March 29, 2006

Greater Need, Less Help - Alabama

If you live in Alabama, the message is very clear: don't get sick.

Birmingham News reported this week that demand for mental health services is climbing quickly, but resources are being cut significantly.

In a story titled "No room for mentally ill Commitments up, but cuts in psych beds limit treatment" the Birmingham News stated:

"There is the frail, silver-haired senior citizen who won't take her life-saving medicine, the obese woman convinced she's married to a celebrity and a wiry twenty-something who tried to kill himself and wound up in jail.

These are just a few of the mentally ill patients who came before Jefferson County Probate Judge Alan King in a recent week for involuntary commitment hearings. King must decide if the patients are safe at home, or if they need intensive treatment at a place like the state-run Bryce Hospital in Tuscaloosa.

In five years, King has handled more cases than his predecessor did in 12 years on the bench, a trend seen around Alabama. ''It's just incredible how the cases have increased,'' King said.

Statewide, admissions to public psychiatric hospitals have jumped 39 percent in five years.

At the same time, public and private treatment resources for the mentally ill have shrunk, pushing counties to do more with less. Though commitments for children and adults who need acute care for mental illness are on the rise, private hospital beds for them have decreased by about 285 across the state, to 845 beds.

The result is some patients do not stay hospitalized long enough to get stable. They may return months later, sometimes cycling in and out of facilities or even jails, officials say."

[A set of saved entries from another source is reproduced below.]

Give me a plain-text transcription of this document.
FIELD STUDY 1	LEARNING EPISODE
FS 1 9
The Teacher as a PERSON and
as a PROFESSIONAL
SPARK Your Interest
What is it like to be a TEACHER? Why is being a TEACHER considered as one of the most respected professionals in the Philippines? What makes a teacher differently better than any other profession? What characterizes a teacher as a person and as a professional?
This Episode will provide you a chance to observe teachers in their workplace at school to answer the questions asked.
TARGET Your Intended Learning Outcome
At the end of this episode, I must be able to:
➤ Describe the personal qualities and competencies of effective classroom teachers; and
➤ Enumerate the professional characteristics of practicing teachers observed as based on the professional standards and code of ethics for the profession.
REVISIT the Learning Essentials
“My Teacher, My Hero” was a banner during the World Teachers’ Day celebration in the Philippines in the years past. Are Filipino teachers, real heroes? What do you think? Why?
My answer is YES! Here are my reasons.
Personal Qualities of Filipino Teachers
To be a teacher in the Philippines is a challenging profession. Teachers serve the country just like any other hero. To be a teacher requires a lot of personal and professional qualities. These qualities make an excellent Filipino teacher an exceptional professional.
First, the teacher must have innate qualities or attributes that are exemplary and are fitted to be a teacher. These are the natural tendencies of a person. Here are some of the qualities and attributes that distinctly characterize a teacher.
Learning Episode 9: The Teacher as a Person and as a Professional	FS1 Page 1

They also report that typically between 40 to 50 people are waiting for admission for treatment.

The cause of the rise in mental health treatments, suggests the state's commissioner of the Department of Mental Health and Mental Retardation, is rising methamphetamine use, which can cause psychotic-like symptoms, and the reduction in private treatment beds due to a decrease in federal Medicaid payments.

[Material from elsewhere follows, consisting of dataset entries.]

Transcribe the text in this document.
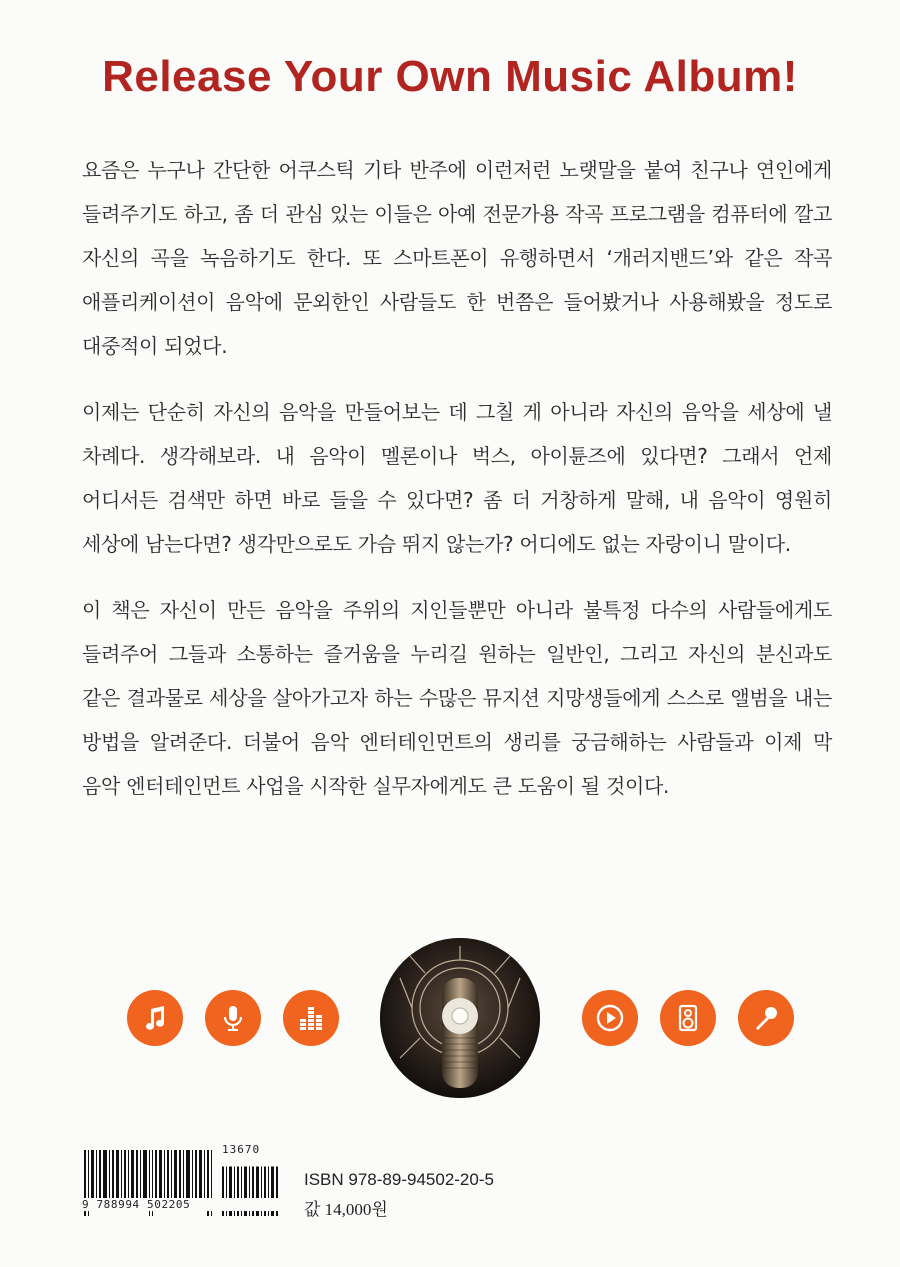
Release Your Own Music Album!

요즘은 누구나 간단한 어쿠스틱 기타 반주에 이런저런 노랫말을 붙여 친구나 연인에게 들려주기도 하고, 좀 더 관심 있는 이들은 아예 전문가용 작곡 프로그램을 컴퓨터에 깔고 자신의 곡을 녹음하기도 한다. 또 스마트폰이 유행하면서 ‘개러지밴드’와 같은 작곡 애플리케이션이 음악에 문외한인 사람들도 한 번쯤은 들어봤거나 사용해봤을 정도로 대중적이 되었다.

이제는 단순히 자신의 음악을 만들어보는 데 그칠 게 아니라 자신의 음악을 세상에 낼 차례다. 생각해보라. 내 음악이 멜론이나 벅스, 아이튠즈에 있다면? 그래서 언제 어디서든 검색만 하면 바로 들을 수 있다면? 좀 더 거창하게 말해, 내 음악이 영원히 세상에 남는다면? 생각만으로도 가슴 뛰지 않는가? 어디에도 없는 자랑이니 말이다.

이 책은 자신이 만든 음악을 주위의 지인들뿐만 아니라 불특정 다수의 사람들에게도 들려주어 그들과 소통하는 즐거움을 누리길 원하는 일반인, 그리고 자신의 분신과도 같은 결과물로 세상을 살아가고자 하는 수많은 뮤지션 지망생들에게 스스로 앨범을 내는 방법을 알려준다. 더불어 음악 엔터테인먼트의 생리를 궁금해하는 사람들과 이제 막 음악 엔터테인먼트 사업을 시작한 실무자에게도 큰 도움이 될 것이다.

13670
9 788994 502205
ISBN 978-89-94502-20-5
값 14,000원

However, the newspaper reports, advocates for the mentally ill say another reason for the explosion in commitments is that the state has not expanded community treatment options as promised. After closing several large institutions in 2003 and reducing the numbers of mental patients at state hospitals to comply with the federal Wyatt lawsuit settlement, officials pledged to invest the savings in group homes, county mental health centers and local services to allow the mentally ill to live independently.

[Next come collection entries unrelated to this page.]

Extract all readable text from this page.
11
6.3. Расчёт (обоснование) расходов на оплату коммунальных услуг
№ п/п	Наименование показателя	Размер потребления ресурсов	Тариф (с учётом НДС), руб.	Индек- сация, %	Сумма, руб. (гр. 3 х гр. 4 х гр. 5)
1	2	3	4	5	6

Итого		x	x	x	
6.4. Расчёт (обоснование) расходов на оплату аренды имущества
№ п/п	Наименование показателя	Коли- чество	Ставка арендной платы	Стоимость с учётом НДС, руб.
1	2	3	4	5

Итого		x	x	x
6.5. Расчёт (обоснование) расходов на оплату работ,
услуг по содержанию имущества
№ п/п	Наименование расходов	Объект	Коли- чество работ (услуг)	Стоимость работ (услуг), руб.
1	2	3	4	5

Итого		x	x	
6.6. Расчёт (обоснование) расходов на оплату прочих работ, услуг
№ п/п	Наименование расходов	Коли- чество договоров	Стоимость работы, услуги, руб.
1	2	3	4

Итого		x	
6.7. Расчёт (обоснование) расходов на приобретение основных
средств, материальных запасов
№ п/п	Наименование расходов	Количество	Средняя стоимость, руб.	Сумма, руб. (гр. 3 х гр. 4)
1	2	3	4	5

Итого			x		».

In Alabama, as in the rest of the country, jails and prisons become the de facto placements for untreated mental patients.

Additionally, state officials say that funds that might have gone to community services have been needed to add staff at the hospitals. And they say, the mental health department has been experienced soaring medication costs for its many patients. Still, the department has expanded community (nonhospital) spending from $120 million five years ago to $152 million this year, while facility or hospital spending has decreased from $136 million to $133 million.


Source; Birmingham News


Comments

My cousin was diagnosed as paranoid schizophrenic 30 years ago. She has been in and out of mental institutions for 30 years. She has refused to take medication for over 20. She now has diabetes and is blind from cataracts. She doesn't believe she has diabetes or cataracts and refuses to take medication for diabetes. Her caretaker and guardian, her mother, died two months ago. We are in the process now of having her committed to Decatur. Knowing she will not take medication when she gets out, the cycle will start again. She was in Decatur 7 months ago after she had gone into a diabetic coma.Her eyes were examined and the Doctor said he could not determine the extent of damage to her eyes until cataract surgery was done. She refused the operation. We are trying to have her put involuntarily in a nursing home so they can at least try and give her medication. The hospital social worker said she did not think she would qualify, but filled out the paperwork for Level I and then a Level II evaluation will be done. We think she needs long term psychiatric care, but Decatur has said in the past she could not go to Bryce. The family is very concerned for her future. We are afraid Decatur will let her out and she will go home alone, blind, diabetic, and not on medication. I am in the process of becoming her legal guardian and want to have cataract surgery done, but this will be difficult. She hates the family and unless she is in an institution she will not comply with our requests for her to accept any type of treatment. It has amazed me how difficult it is to try and get help for her that will break the cycle of going in and out of the hospital.

Posted by: Sandra at April 9, 2006 07:47 AM

I am interested in knowing if you received guardianship and how you did it. I am trying to help a lady who doesn't what any money to gain guardianship of her daughter who is wandering the streets because she is schizophrenia. Please reply to me by email.